Just a basic one......your external heater cover is off isn`t it ?

Geoff


----------



## mark7 (Jun 20, 2010)

It does not have one, i have had it working many times but just this year it stopped...think i will have to get a pro to help me out......


----------



## ALLERDALECHEF (Jun 20, 2010)

mark7 said:


> Hi all, looking for some help....when i put the water heater on the green light shows, i can hear the gas light but then the red light comes on and the gas goes out!!!!!
> 
> good job i had a solar camp shower when i went away, and we had some sun!!!!
> 
> thanks in advance     Mark



hi mark

heres a previous post of mine ..it may help 

i have just been getting my van ready for a couple of days away. All the tanks and boiler were drained down . I filled the cold water tank and ran the hot and cold water , cold was ok but as i hadnt closed the drain plug on the carver i (unsuprisingly) couldnt get water from the hot tap . Once i had closed it water came through ok ( huge relief , no burst pipes). I switched the boiler on but it cut out after the 10 second starting sequence ..i re tried about 20 times to no avail.  After reading the manuals etc i resorted to tinternet and found i wasnt the first person to do this.
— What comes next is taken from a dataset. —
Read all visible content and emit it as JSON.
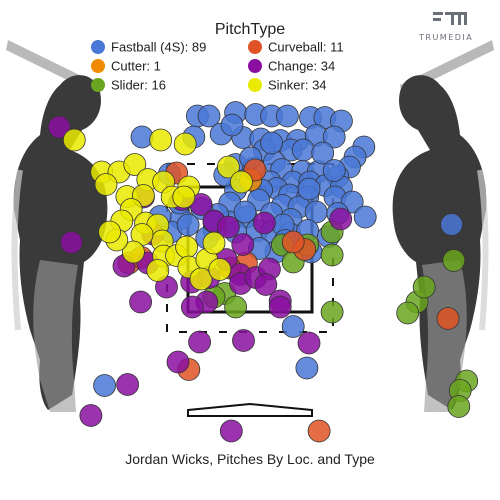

The problem is that the burner module fills with water splashing back from the drain valve, it can also happen during adverse weather apparently, So if your carver switches to the red light after 10 seconds or so that may be the problem. Easily sorted by removing the outside cover and inner plate which covers the module and drain the water off . Disclaimer ..........dont mess around with gas unless you are 100% confident in what you are doing , but this is no more difficult than changing a cylinder


----------



## mark7 (Jun 22, 2010)

ALLERDALECHEF said:


> hi mark
> 
> heres a previous post of mine ..it may help
> 
> i have just been getting my van ready for a couple of days away. All the tanks and boiler were drained down . I filled the cold water tank and ran the hot and cold water , cold was ok but as i hadnt closed the drain plug on the carver i (unsuprisingly) couldnt get water from the hot tap . Once i had closed it water came through ok ( huge relief , no burst pipes). I switched the boiler on but it cut out after the 10 second starting sequence ..i re tried about 20 times to no avail.  After reading the manuals etc i resorted to tinternet and found i wasnt the first person to do this. The problem is that the burner module fills with water splashing back from the drain valve, it can also happen during adverse weather apparently, So if your carver switches to the red light after 10 seconds or so that may be the problem. Easily sorted by removing the outside cover and inner plate which covers the module and drain the water off . Disclaimer ..........dont mess around with gas unless you are 100% confident in what you are doing , but this is no more difficult than changing a cylinder




Thanks  ALLERDALECHEF, will look in to this, i am thinking it could be the module as well, thanks again will let you all know how i get on and may help someone aswel...


----------



## barryd (Jun 22, 2010)

I had the same problem with my 1996 Kontiki.  It needed a new unit as water had got in and corroded it.  £150 fitted by Leisurtech in Clitheroe.  Been fine ever since.


----------



## mark7 (Jun 27, 2010)

HOW MUCH.......wow but if it needs it...having a chap look at it when i get back, in whitby now then of up Scotland for a week, good job i have a couple of solar showers....


----------